Imperial College London

Fadhilah Muslim is currently a final year PhD candidate in Civil Engineering at the Imperial College London funded by the Indonesian endowment fund for education (LPDP) and already passed her PhD defence in early August 2018 and has been awarded to the PhD degree. Her research is directed at understanding and improving the long-term performance of the concrete structures that form most of the infrastructure in the world. She was trained as a civil engineer at the University of Indonesia, where she obtained an award as the best-graduated student of her class in 2012 and received an offer to become a lecturer due to her excellent grades. She then completed her MSc in concrete materials at Ecole des Ponts ParisTech, funded by both the French and Indonesian governments. Fadhilah received several prizes and scholarships in recognition of her excellent academic achievements and is involved in many communities and associations due to her outstanding intrapersonal and leadership skills.

Improving the Spacer-concrete Interface for Durable Structures

Reinforcement spacers are important devices in reinforced concrete that are used to support reinforcing steel during concreting in order to achieve the required concrete cover. They are placed at every meter length or less of steel reinforcement and left permanently in the structure. However, available studies on the effect of spacers on the performance of concrete are still limited. This work aims to develop a more fundamental understanding of the influence of spacers on the microstructure and the long-term durability of concrete structures. The work also aims to develop methods to enhance bonding and mechanical interlocking of spacers with concrete. 
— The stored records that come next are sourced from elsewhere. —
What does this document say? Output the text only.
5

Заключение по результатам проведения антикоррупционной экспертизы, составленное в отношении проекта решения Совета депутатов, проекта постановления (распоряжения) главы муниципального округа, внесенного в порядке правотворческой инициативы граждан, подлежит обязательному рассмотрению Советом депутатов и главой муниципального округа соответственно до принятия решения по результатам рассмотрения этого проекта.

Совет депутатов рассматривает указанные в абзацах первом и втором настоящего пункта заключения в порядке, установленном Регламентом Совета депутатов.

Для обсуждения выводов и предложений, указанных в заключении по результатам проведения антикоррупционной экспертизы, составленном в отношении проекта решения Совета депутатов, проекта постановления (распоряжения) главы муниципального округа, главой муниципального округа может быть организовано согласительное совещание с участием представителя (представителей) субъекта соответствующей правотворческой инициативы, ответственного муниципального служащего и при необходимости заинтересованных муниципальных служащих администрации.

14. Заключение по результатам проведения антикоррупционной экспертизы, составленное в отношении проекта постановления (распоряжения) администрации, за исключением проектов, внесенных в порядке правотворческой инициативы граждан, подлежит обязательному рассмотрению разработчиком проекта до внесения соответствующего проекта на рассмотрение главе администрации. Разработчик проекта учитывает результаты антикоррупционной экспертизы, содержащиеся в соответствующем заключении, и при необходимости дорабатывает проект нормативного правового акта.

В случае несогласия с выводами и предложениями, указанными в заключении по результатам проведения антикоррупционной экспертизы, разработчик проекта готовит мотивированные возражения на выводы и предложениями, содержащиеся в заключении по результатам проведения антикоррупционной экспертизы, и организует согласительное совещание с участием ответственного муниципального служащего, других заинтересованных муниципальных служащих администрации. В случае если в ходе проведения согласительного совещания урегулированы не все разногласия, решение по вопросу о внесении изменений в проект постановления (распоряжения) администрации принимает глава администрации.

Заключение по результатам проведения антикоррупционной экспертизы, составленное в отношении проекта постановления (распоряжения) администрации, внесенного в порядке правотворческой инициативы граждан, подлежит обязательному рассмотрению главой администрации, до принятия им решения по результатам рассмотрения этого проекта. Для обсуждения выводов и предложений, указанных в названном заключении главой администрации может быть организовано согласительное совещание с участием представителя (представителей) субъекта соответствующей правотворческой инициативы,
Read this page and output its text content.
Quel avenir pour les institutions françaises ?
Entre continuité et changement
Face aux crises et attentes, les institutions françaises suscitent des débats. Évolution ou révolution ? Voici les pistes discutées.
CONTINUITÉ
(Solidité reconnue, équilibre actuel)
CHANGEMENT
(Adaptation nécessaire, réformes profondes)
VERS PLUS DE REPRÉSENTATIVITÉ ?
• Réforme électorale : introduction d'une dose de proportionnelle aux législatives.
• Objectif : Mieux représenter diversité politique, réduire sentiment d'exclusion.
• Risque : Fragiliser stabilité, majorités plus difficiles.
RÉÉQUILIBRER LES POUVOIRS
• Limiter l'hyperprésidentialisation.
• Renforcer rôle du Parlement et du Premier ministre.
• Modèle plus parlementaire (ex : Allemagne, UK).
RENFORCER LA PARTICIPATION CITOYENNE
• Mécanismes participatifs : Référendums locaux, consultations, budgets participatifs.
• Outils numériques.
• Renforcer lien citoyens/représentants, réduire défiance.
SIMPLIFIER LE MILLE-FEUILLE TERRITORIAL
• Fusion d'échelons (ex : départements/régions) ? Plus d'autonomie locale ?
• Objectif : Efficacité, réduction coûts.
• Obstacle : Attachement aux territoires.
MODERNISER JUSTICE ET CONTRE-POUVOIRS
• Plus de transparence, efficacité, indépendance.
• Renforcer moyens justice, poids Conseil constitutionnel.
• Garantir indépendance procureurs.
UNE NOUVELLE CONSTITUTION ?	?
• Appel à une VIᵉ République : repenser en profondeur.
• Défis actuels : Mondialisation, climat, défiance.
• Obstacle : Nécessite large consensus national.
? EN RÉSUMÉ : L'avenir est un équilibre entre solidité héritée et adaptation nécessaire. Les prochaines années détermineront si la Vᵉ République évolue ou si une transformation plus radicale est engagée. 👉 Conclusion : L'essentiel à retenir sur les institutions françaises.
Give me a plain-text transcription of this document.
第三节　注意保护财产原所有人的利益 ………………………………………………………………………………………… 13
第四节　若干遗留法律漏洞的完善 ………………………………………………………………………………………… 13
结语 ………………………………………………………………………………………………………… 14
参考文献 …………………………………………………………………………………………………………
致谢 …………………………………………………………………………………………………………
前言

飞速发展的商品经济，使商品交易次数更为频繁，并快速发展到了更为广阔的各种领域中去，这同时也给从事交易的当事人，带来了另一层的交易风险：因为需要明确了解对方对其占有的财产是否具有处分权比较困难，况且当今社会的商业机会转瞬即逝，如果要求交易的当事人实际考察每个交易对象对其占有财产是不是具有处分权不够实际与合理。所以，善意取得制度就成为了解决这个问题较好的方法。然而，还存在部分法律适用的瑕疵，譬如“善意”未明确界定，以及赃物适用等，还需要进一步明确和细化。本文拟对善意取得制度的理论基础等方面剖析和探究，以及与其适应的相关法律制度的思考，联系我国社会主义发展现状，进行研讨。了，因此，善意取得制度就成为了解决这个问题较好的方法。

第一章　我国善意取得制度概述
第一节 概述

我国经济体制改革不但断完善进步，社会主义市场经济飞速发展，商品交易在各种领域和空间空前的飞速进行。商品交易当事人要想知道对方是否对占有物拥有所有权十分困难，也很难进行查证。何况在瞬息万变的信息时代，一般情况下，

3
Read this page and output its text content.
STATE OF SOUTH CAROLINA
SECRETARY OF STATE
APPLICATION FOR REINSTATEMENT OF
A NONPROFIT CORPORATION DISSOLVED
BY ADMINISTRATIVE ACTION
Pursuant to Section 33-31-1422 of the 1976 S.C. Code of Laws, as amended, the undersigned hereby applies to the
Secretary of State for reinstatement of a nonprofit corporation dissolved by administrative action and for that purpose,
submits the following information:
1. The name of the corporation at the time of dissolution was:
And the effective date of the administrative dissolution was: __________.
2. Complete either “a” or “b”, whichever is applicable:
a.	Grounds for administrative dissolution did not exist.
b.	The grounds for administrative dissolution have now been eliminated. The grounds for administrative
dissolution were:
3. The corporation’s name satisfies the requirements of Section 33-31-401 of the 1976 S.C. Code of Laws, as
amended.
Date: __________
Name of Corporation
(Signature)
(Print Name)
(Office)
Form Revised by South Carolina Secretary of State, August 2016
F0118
Extensive experimental testing was performed. Concrete samples containing a range of commercially available spacers were prepared with different binder types including Portland cement CEM I and CEM I blended with silica fume, fly ash or ground granulated blast furnace slag. Finally, a large number of prefabricated modified cementitious spacers were prepared with a range of mix compositions and surface textures, and then cast into concrete for splitting tensile strength and transport testing. 


Results showed that the inclusion of spacer in reinforced concrete produces a weak, porous and micro-cracked interface. This lowers the resistance of concrete to ingress of aggressive agents causing degradation. Modifying the spacer surface texture has a clear effect on increasing its interlocking with concrete, and this leads to a significant improvement in bond strength of the spacer-concrete interface up to 98%. The implications of the findings from this study on the durability of concrete structures are discussed.